1

I'm trying to clean a dataset and observed few features are of type : non-null Float type. The values contain - NaN

I tried below code :

cleaned_customer_data.fillna(cleaned_customer_data.mean()).head()

This result with 0 record.

Also, i tried -

cleaned_customer_data.fillna(cleaned_customer_data.mean())

It doesn't change NaN values to mean.

Data Sample :

FEATURE1
--------
NaN
2.0
NaN
NaN
NaN
1.294

Am i doing something wrong here, please guide.

Khilesh Chauhan
  • 739
  • 1
  • 10
  • 36

2 Answers2

0

First, calculate the mean for the required column:

mean_value=cleaned_customer_data['FEATURE1'].mean()
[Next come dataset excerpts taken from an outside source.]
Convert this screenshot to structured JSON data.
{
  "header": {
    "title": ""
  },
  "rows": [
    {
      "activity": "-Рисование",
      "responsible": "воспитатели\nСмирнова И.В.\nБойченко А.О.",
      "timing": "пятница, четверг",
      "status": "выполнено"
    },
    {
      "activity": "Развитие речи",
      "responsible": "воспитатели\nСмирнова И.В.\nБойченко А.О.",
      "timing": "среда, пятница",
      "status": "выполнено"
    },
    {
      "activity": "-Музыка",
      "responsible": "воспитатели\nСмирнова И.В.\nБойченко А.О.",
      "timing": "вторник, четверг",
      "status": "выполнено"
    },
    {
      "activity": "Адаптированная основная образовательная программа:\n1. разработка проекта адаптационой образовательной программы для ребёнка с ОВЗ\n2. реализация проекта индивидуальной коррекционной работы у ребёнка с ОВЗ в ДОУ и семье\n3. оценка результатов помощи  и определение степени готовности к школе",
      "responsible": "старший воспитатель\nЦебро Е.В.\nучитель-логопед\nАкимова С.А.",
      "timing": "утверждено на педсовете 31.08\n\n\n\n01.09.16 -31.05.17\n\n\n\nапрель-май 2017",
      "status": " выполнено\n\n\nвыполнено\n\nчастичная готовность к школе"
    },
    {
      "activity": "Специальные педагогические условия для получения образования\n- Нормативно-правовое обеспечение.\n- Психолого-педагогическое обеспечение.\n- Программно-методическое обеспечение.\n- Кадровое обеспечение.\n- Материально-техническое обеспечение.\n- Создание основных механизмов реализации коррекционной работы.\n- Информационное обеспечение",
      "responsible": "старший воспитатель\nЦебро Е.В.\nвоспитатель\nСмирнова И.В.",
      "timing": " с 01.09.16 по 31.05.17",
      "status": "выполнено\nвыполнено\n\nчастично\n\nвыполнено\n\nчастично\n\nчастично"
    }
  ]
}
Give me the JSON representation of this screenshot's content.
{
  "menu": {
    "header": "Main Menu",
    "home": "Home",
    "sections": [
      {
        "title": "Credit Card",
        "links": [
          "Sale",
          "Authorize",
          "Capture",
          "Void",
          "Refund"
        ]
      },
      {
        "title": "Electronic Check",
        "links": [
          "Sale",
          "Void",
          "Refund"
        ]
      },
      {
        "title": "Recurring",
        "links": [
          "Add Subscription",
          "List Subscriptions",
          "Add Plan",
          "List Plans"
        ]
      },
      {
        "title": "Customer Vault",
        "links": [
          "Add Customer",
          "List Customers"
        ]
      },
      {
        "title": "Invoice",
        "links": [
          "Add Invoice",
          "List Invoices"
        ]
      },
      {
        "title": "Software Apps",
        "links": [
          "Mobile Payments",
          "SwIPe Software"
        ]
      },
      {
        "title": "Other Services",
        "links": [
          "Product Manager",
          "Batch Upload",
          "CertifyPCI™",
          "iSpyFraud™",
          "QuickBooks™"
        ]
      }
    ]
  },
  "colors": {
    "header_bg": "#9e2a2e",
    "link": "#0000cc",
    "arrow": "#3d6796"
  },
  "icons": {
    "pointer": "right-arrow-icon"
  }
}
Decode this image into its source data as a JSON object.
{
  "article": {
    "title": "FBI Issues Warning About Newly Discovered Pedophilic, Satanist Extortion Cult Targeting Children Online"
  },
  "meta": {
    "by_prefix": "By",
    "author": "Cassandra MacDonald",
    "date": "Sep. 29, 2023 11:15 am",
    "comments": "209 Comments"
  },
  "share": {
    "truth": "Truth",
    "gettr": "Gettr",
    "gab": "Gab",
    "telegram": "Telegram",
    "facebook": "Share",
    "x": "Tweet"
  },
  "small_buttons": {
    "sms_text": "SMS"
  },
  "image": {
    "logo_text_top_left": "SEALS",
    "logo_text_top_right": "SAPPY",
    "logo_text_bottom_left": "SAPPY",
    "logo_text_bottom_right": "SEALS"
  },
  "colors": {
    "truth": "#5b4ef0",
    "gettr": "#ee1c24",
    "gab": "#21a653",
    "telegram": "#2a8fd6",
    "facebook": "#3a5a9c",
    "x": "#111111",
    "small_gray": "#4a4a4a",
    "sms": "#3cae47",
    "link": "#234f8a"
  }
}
Then, fill the NaN values with the obtained mean:

cleaned_customer_data['FEATURE1'].fillna(value=mean_value, inplace=True)

Display your df:

cleaned_customer_data

Anna
  • 13
  • 3
  • It is same like `cleaned_customer_data = cleaned_customer_data.fillna(cleaned_customer_data.mean())` - It not working for OP. https://stackoverflow.com/questions/72470709/how-to-remove-nan-values-from-dataframe#comment128022576_72470709 – jezrael Jun 02 '22 at 05:05
  • Thanks Nina, Found the issue. The column values are all NaN. This occured after data pre-cleaning which resulted in dropping rows which had values in this features based on some condition. – Khilesh Chauhan Jun 02 '22 at 05:28
  • Please include an explanation with your answer to help readers understand how this works, and solves the problem. You can click the edit button at the bottom of your answer to add an explanation. Additionally, have a read of [how to write a good answer](https://stackoverflow.com/help/how-to-answer) – Freddy Mcloughlan Jun 02 '22 at 23:19
0

first, you need to calculate the mean :

mean_df = df.loc[df['FEATURE1'].notna()]['FEATURE1'].mean()

Then you assign the value of the mean where there is a NaN:

df.loc[df['FEATURE1'].isna(),'FEATURE1'] = mean_df